Она, закусив губку, выудила из волос костяной гребень, но он выскользнул из пальцев и скакнул под полати…
Савка, костеря в душе встрявшего черта, крутнулся на край, чтобы достать «безделку», – не видать. Свесился круче вниз головой – углядел: «Вот ты куда упрыгал, провора!» Он хотел уже было словить гребешок, как… пальцы его схватились льдом, а шея окоченела…
Он не мог оторвать потрясенного взгляда от жуткой руки, которая протянулась из-под полатей, взяла гребешок и так же бесшумно исчезла…
Огромная, смуглая, отливающая копченой желтизной, – она дышала чудовищной силой, и кожа на ней была под стать дубовой коре.
…Все померкло в Савке: ровно горел в нем светлый каганец35, да вот нахлобучили медный гасильник. Он будто лишился рассудка, как только осознал, что им грозит… Глянул через плечо, ан любушки Ксаночки – нет, словно ее кто унес на крыльях…
Безысходная злоба захлестнула Савку, заметалась в груди. И тут его словно пихнули… шибанули с размаху в лицо.
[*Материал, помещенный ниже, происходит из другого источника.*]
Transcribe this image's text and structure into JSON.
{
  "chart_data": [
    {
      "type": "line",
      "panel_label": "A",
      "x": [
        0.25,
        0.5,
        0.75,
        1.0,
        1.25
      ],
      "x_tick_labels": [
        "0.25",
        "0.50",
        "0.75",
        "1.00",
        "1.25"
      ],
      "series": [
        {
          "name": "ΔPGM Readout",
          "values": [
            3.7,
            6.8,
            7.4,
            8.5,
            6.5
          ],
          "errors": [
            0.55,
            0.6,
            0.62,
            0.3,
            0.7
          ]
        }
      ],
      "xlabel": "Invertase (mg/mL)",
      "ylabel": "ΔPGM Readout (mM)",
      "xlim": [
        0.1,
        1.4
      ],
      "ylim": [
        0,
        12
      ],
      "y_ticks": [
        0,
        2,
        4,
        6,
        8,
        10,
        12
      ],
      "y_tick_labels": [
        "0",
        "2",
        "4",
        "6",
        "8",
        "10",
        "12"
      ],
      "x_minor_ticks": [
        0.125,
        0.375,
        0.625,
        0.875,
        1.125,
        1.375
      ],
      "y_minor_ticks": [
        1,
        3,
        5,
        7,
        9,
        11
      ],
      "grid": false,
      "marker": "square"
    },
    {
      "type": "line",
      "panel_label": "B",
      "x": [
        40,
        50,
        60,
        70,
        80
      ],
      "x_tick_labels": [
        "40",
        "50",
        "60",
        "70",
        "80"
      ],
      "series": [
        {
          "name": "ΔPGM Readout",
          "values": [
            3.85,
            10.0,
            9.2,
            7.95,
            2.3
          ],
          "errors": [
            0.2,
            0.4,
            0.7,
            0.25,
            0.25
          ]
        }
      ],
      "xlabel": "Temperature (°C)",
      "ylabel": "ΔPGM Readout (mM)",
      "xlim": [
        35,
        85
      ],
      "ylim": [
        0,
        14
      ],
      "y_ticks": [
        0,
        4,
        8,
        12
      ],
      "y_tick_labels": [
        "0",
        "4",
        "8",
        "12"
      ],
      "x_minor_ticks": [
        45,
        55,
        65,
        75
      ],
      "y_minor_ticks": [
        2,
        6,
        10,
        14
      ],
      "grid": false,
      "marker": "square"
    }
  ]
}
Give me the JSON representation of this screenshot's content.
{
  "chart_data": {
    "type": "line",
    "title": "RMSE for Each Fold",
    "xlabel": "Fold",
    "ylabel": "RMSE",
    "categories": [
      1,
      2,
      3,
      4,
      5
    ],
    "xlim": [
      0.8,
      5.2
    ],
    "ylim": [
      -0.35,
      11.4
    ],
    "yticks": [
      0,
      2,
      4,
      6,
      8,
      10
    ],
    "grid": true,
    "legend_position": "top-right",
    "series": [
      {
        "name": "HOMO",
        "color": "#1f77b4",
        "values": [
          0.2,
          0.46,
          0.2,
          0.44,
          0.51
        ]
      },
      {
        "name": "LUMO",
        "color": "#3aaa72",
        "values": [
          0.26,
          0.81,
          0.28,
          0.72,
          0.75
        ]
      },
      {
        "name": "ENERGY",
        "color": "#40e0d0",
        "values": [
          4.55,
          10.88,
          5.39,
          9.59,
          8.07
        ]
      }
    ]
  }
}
…Сорока очнулся – одурело открыл глаза и обмер. В предрассветной сукрови неба он увидел, как ниже по ручью, там, где безмятежно спали его друзья и знакомцы, к прогоревшим углям крался враг.
Их было не меньше дюжины… Сокольничий прекрасно видел, как бесшумно извивались змеями их тела по земле, как мелькали в траве подошвы иноземных сапог с загнутым вверх носком – гутулов.